Two fallen energies meeting is not love. It is two empty rooms calling to each other across a hallway, hoping someone is home.
I want to be careful here. There are men who will appreciate the artificial version of a woman. That is real. The face she has built, the body she has reshaped, the persona she has rehearsed. Those men exist.
The question I would ask, gently, is this. Are those the men you actually want?
Because the man who is drawn to your artificial self will only know your artificial self. He will love the costume. He will not know the woman inside it. And one day, when the costume becomes too heavy to wear, you will discover that he was never actually with you. He was with the version of you that you made for him.
There is another kind of man. A man who has done his own work, who carries his own depth, who is also living in his real form. That man does not need your performance. That man wants your truth. He wants the woman who has met her own eyes in the mirror. He wants the woman who has built a relationship with the trees. He wants the woman who knows what she likes to wear, what she likes to eat, what she likes to think about on a slow morning. He is drawn to wholeness because he is whole.
Those are the men worth being seen by.
And the only way to be seen by them is to first be seen by yourself.

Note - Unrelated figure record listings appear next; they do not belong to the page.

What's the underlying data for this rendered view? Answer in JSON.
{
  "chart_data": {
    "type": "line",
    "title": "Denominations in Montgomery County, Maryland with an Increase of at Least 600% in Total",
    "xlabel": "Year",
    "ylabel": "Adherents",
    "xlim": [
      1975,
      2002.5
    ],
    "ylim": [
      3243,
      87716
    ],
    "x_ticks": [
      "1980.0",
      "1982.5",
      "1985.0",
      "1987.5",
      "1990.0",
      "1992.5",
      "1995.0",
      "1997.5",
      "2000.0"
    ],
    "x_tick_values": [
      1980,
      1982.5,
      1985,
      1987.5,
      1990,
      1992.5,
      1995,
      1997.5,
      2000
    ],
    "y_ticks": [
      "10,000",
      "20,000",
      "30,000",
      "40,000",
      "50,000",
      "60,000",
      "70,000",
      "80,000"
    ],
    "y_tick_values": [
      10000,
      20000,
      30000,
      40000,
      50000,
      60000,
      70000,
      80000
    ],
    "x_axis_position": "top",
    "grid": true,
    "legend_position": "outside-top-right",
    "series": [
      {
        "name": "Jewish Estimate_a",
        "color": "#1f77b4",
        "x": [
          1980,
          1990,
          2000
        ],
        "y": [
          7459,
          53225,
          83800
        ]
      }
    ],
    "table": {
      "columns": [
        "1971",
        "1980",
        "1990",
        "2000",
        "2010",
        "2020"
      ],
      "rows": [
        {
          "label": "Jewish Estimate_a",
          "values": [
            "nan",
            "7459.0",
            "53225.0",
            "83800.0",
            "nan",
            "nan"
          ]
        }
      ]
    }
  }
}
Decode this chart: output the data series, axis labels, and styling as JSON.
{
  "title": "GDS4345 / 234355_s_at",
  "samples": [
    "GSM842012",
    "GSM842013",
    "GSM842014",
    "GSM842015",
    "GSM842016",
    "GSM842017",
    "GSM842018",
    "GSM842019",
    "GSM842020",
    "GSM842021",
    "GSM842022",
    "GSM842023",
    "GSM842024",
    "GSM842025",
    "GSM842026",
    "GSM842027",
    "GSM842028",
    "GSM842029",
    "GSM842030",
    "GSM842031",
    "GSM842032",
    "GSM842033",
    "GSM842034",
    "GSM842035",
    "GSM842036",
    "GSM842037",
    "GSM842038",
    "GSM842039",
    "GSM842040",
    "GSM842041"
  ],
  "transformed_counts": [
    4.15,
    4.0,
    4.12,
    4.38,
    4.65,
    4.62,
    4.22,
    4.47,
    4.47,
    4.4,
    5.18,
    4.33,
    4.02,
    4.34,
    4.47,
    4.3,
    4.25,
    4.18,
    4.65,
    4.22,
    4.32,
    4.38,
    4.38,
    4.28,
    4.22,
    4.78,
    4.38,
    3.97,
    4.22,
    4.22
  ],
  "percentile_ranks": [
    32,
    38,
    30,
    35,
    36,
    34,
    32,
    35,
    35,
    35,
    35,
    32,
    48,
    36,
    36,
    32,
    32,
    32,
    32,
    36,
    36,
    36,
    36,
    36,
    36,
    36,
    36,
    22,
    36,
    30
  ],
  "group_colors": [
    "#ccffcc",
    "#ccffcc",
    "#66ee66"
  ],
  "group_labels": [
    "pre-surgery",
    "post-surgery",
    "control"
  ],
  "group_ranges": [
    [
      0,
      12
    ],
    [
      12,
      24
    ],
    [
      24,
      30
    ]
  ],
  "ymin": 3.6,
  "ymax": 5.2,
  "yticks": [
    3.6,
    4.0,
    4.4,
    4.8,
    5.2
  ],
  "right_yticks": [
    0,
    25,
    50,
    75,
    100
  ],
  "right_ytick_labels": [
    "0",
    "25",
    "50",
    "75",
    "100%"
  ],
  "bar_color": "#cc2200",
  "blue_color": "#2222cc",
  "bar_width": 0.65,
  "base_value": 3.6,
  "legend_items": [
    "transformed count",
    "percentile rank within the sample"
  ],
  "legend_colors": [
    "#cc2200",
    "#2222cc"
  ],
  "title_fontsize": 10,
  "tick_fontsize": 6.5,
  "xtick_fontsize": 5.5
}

Look There, Into Your Own Eyes
I think often of the dance studio. The long wall of glass. My teacher standing behind me, telling me to look there, into my own eyes, and say, I am a Goddess.
I did not believe him at first. I felt strange saying it. My voice was small. My eyes wanted to slide away from my own reflection. I said it anyway, because he asked me to, and because some quiet part of me wanted it to be true.
It is true. It was always true. The words were only the doorway.
If you are reading this and you do not believe it about yourself yet, that is all right. You can stand in front of your own mirror and say it anyway. You can write it on the glass. You can say it in your voice with no one else in the room. You can say it small. You can say it once a day. You can say it for months.
One morning, you will mean it.
And the woman who looks back at you will already have been waiting.